Film français d’Audrey Estrougo (2021), avec Théo Christine, Sandor Funtek, Félix Lefebvre, César Chouraqui, François Neycken, Vini Vivarelli, Chloé Lecerf, Nathanaël Beausivoir, Malcolm Veludo, Rayane Badi… 1h52. Sortie le 24 novembre 2021.
Théo Christine et Sandor Funtek
Le biopic est devenu un genre à part entière qui répond à des codes précis. Résultat, certaines vies sont plus palpitantes que d’autres et ça se voit fatalement à l’écran. On passera sur Aline qui est aux yeux de Valérie Lemercier une véritable croisade amoureuse qui fait rimer amour et humour. Bien au-delà de l’association de JoeyStarr et Kool Shen sous la bannière de NTM, Suprêmes s’attache à la naissance du rap français et à la Génération Mitterrand qui a bénéficié de la libération des ondes à travers l’explosion des radios libres, sujet également au cœur d’un film sorti le 17 novembre, Les magnétiques de Vincent Maël Cardona.

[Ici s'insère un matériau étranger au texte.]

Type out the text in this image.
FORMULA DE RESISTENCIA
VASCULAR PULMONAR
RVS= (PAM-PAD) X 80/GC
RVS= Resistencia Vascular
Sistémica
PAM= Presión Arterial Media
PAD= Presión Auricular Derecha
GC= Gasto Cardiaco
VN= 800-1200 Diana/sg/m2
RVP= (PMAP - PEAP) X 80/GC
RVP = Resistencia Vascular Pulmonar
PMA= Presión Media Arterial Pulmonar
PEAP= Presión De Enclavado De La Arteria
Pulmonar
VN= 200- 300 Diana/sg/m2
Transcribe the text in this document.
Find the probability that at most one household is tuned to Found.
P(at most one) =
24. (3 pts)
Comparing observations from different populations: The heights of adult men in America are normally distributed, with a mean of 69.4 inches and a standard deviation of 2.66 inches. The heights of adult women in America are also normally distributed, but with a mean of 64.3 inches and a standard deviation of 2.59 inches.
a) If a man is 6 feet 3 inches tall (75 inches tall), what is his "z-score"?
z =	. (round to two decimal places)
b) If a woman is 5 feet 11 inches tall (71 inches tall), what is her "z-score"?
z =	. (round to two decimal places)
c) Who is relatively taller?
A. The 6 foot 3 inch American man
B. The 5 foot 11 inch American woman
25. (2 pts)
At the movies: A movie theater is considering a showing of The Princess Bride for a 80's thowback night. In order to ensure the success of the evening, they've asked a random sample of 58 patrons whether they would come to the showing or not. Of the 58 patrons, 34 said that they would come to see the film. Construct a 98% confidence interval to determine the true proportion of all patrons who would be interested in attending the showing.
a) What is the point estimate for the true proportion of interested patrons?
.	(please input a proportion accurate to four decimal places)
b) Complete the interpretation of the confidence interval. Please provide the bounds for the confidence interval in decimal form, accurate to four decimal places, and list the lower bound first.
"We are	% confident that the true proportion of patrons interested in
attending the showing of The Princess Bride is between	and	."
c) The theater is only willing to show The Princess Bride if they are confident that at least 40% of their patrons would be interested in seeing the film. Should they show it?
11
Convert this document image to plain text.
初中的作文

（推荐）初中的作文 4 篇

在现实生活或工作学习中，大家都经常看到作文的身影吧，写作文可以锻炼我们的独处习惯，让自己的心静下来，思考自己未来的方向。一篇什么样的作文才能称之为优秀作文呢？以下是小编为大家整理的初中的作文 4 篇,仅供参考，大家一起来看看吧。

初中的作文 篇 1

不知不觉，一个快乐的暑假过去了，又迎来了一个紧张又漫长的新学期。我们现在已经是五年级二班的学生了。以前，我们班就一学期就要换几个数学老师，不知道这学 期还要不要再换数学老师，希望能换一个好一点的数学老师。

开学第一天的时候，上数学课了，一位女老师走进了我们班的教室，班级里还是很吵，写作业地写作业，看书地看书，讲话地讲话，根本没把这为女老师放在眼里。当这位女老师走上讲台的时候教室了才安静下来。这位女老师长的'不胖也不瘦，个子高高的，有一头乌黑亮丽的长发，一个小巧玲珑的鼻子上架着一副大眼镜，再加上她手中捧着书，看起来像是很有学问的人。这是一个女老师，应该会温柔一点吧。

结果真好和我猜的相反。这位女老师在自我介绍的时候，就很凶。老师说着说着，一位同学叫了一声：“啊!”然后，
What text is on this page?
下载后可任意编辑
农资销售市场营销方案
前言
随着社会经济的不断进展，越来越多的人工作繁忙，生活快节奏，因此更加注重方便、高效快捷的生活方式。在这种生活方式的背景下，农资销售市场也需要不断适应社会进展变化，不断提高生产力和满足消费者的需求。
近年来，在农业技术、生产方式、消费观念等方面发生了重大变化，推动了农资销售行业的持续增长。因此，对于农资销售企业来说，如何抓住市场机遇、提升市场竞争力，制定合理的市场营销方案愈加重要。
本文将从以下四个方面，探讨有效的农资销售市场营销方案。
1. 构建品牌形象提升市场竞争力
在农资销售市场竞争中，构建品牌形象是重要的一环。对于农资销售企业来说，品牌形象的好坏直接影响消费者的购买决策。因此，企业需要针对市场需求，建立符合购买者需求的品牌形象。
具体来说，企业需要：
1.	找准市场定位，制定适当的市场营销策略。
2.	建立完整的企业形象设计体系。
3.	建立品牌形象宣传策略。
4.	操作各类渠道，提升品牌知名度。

Un véritable défi aux institutions qui raconte en filigrane la frilosité des maisons de disques à l’égard d’un mouvement musical qui détonne par son ancrage au sein des cités-ghettos de la zone et ne représente potentiellement aucune perspective commerciale à court terme pour les Majors internationales à l’affût de l’argent facile que leur rapportent les premières stars mondialisées.
Théo Christine et Sandor Funtek
Pour avoir filmé la banlieue dès son premier film, Regarde-moi (2007), puis signé avec Toi, moi, les autres (2011) une comédie musicale urbaine qui ne manquait pas de panache, Audrey Estrougo semblait prédestinée pour mener à bien ce projet ambitieux sur un territoire à peu près vierge que seuls les Anglo-Saxons ont investi jusqu’à présent sous la houlette d’Eminem (8 Mile) et 50 Cent (Réussir ou mourir). Épaulée au scénario par l’indispensable Marcia Romano, associée à deux autres films de femmes remarquables qui sortent le même jour, L’événement d’Audrey Diwan et De son vivant d’Emmanuelle Bercot, la réalisatrice ancre solidement dans son époque la naissance du tandem que personnifient de façon très convaincante Sandor Funtek et Théo Christine. Avec en toile de fond l’embrasement d’une banlieue qui n’était que fort peu représentée dans le cinéma de l’époque où les débutants chantent en plein air, parfois les pieds dans la boue, faute de structures adaptées, sous l’œil des forces de l’ordre toujours promptes à intervenir pour disperser ces fauteurs de trouble en puissance que les médias officiels ignorent. À travers cette épopée musicale, c’est aussi une révolution des mœurs que chronique Suprêmes avec une fraîcheur revigorante.